The government responded to the recommendations in the report by claiming that while it agrees there are a large number of people who are digitally excluded in the UK, it has already achieved so much with its current plans that it is not necessary to create a new strategy to tackle this issue. It responded similarly to a number of other recommendations made by the committee.
“Digital exclusion is not a problem that will solve itself,” said Tina Stowell, chair of the House of Lords’ Communications and Digital Committee. “It is an ongoing challenge, and we need clear direction from the government about how they will prioritise making sure people are not excluded or left behind when it comes to enjoying the benefits of being online.
“Our report set out a series of key areas where the government could take the lead in tackling the digital divide, including in developing digital skills and confidence among those with the lowest level of digital capability,” she added.
“In their response, the government have reasserted that digital exclusion is a priority, but their actions do not live up to the words. It is simply not credible to claim it is a priority when the key strategy for helping people keep pace in such a fast-moving area is over a decade old.
“It is disappointing that the government’s response has not taken up the committee’s positive challenge and signalled the ambition needed to close the digital divide for the UK to thrive as a tech superpower,” said Stowell.
Despite digital becoming increasingly important for day-to-day life, there are still a number of adults without the digital skills needed to complete basic digital tasks, and many other individuals across the UK who are unable to access the internet.
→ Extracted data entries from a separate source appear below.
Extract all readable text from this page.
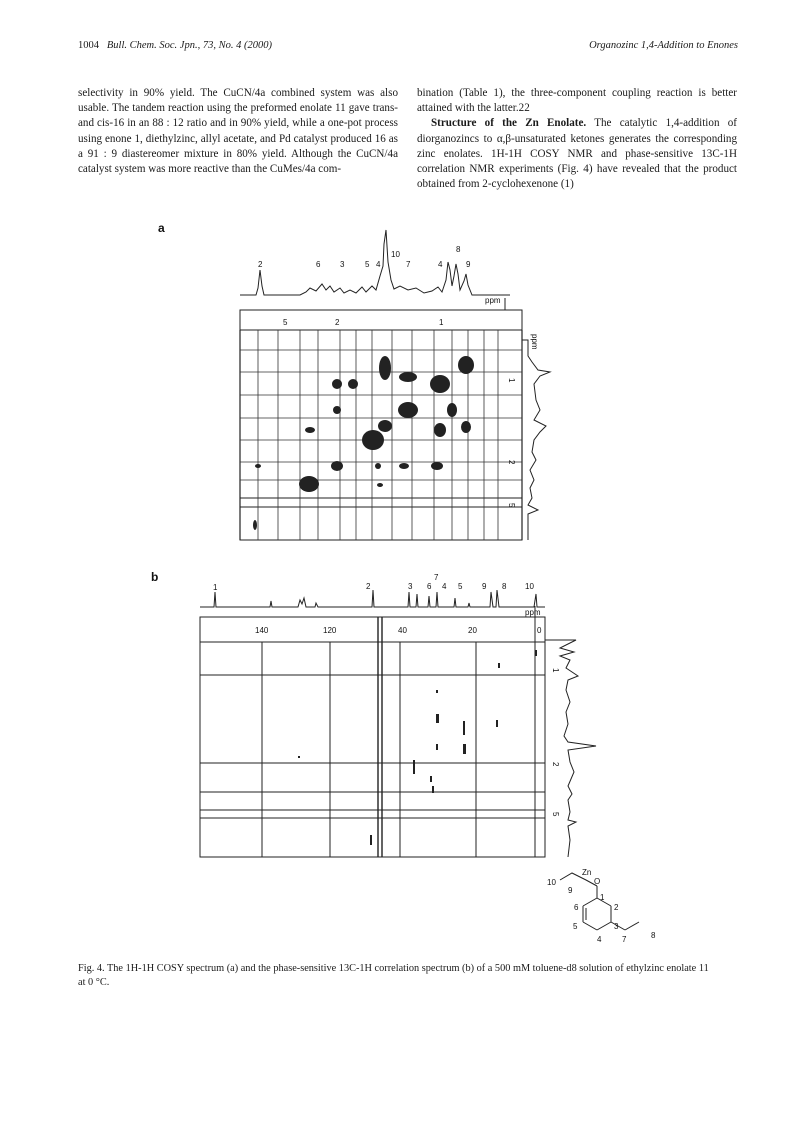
1004 Bull. Chem. Soc. Jpn., 73, No. 4 (2000)	Organozinc 1,4-Addition to Enones

selectivity in 90% yield. The CuCN/4a combined system was also usable. The tandem reaction using the preformed enolate 11 gave trans- and cis-16 in an 88 : 12 ratio and in 90% yield, while a one-pot process using enone 1, diethylzinc, allyl acetate, and Pd catalyst produced 16 as a 91 : 9 diastereomer mixture in 80% yield. Although the CuCN/4a catalyst system was more reactive than the CuMes/4a com-

bination (Table 1), the three-component coupling reaction is better attained with the latter.22

Structure of the Zn Enolate. The catalytic 1,4-addition of diorganozincs to α,β-unsaturated ketones generates the corresponding zinc enolates. 1H-1H COSY NMR and phase-sensitive 13C-1H correlation NMR experiments (Fig. 4) have revealed that the product obtained from 2-cyclohexenone (1)

a
2	6 3	5 4
10
7	4
8
9
ppm
5	2	1
ppm
1
2
5
b
1	2	3 6
7
4 5 9 8 10
ppm
140	120	40	20	0
1
2
5
Zn
O
10
9
1
2
6
3
5
4	7	8
Fig. 4. The 1H-1H COSY spectrum (a) and the phase-sensitive 13C-1H correlation spectrum (b) of a 500 mM toluene-d8 solution of ethylzinc enolate 11 at 0 °C.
Tina Stowell, Communications and Digital Committee
The main suggestion in the Lords’ report was to create a new Digital Inclusion Strategy to replace the current one, which is now nearly 10 years old.
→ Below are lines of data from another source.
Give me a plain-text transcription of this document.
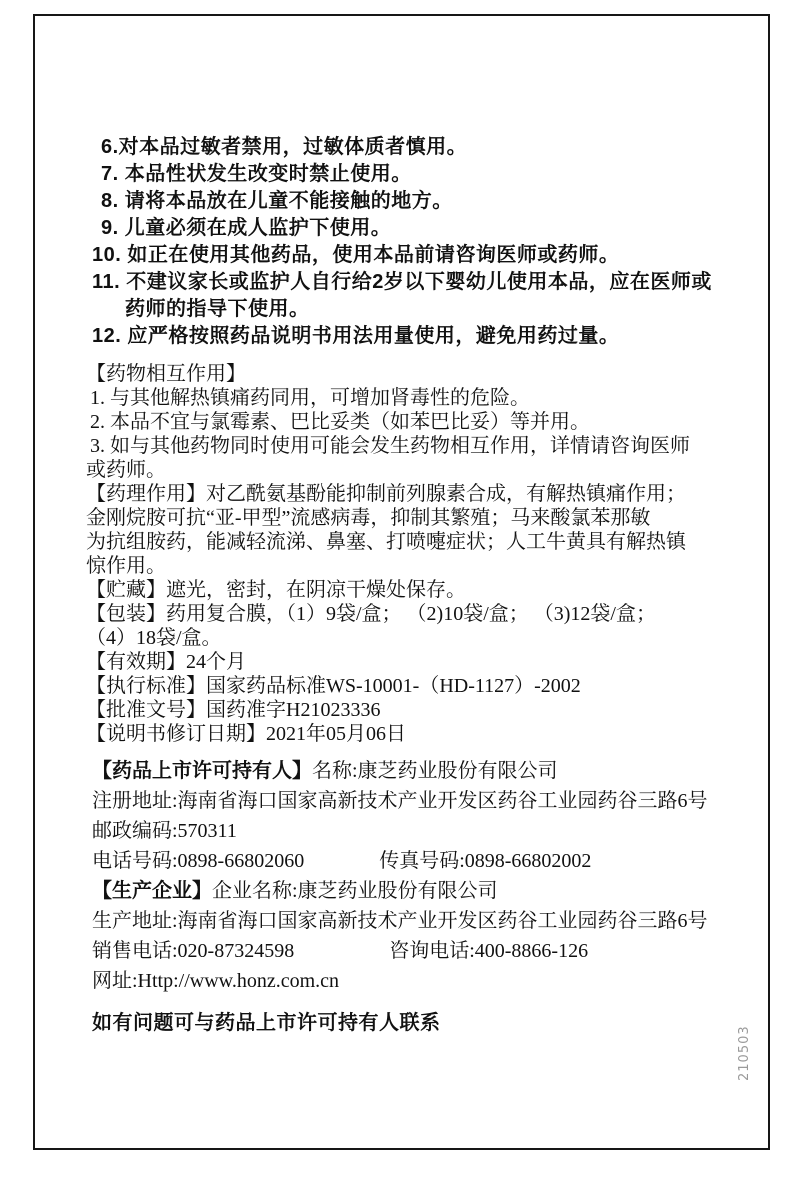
6.对本品过敏者禁用，过敏体质者慎用。
7. 本品性状发生改变时禁止使用。
8. 请将本品放在儿童不能接触的地方。
9. 儿童必须在成人监护下使用。
10. 如正在使用其他药品，使用本品前请咨询医师或药师。
11. 不建议家长或监护人自行给2岁以下婴幼儿使用本品，应在医师或
药师的指导下使用。
12. 应严格按照药品说明书用法用量使用，避免用药过量。
【药物相互作用】
1. 与其他解热镇痛药同用，可增加肾毒性的危险。
2. 本品不宜与氯霉素、巴比妥类（如苯巴比妥）等并用。
3. 如与其他药物同时使用可能会发生药物相互作用，详情请咨询医师
或药师。
【药理作用】对乙酰氨基酚能抑制前列腺素合成，有解热镇痛作用；
金刚烷胺可抗“亚-甲型”流感病毒，抑制其繁殖；马来酸氯苯那敏
为抗组胺药，能减轻流涕、鼻塞、打喷嚏症状；人工牛黄具有解热镇
惊作用。
【贮藏】遮光，密封，在阴凉干燥处保存。
【包装】药用复合膜，（1）9袋/盒； （2)10袋/盒； （3)12袋/盒；
（4）18袋/盒。
【有效期】24个月
【执行标准】国家药品标准WS-10001-（HD-1127）-2002
【批准文号】国药准字H21023336
【说明书修订日期】2021年05月06日
【药品上市许可持有人】名称:康芝药业股份有限公司
注册地址:海南省海口国家高新技术产业开发区药谷工业园药谷三路6号
邮政编码:570311
电话号码:0898-66802060	传真号码:0898-66802002
【生产企业】企业名称:康芝药业股份有限公司
生产地址:海南省海口国家高新技术产业开发区药谷工业园药谷三路6号
销售电话:020-87324598	咨询电话:400-8866-126
网址:Http://www.honz.com.cn
如有问题可与药品上市许可持有人联系
210503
It also asked the government to make it easier for the public to access the internet and devices, make it easier for education providers to offer digital skills training to a variety of people, and do more to ensure smaller telecoms providers are able to offer internet access to those who need it.
But many of these points were not fully embraced by the government in its response – it highlighted digital inclusion as “a priority” for the government and argued many steps have already been taken to offer support to those who may not have digital access.
While the government said it would set up a cross-ministerial committee to investigate what departments involved in digital inclusion can do to donate devices to those who may not have access to tech, it claimed the original strategy, developed in 2014, “continue[s] to inform” decisions made around digital access and skills, with digital inclusion being included in all policy areas rather than being tackled as an individual issue, and therefore a new Digital Inclusion Strategy is not necessary.
The government also said it would not set up a governmental digital exclusion unit, develop a “clearer definition” of what counts as a social tariff for internet access, or apply digital skills targets for different stages of people’s lives or education levels.
The Lords described the response as “lacking ambition” and “failing to engage” with the issues outlined in the committee’s investigation and subsequent recommendations regarding the lack of digital inclusion in the UK.
Elizabeth Anderson, Digital Poverty Alliance
Elizabeth Anderson, interim CEO of Digital Poverty Alliance, said while what is being done is a positive, there’s a long way to go, especially as the pace of technology adoption is causing the digital skills and access gap to widen.
“When we look at statistics that highlight 13-19 million people over the age of 16 are experiencing some form of digital poverty, while it is estimated that 20% of children are in digital poverty, it is disappointing to see that there will be no new strategy to address this growingly urgent issue as more essential services – from homework to welfare services – move online only,” she said.
“Government needs to adopt a long-term and strategic approach to ensure that the millions of people offline do not get left behind – with new ideas and innovation. We particularly welcome the cross-departmental group to address the issue and will be keen to engage with government going forward. It is essential that government, businesses and the third sector work together to ensure we can meet our goal of eradicating digital poverty by 2030.”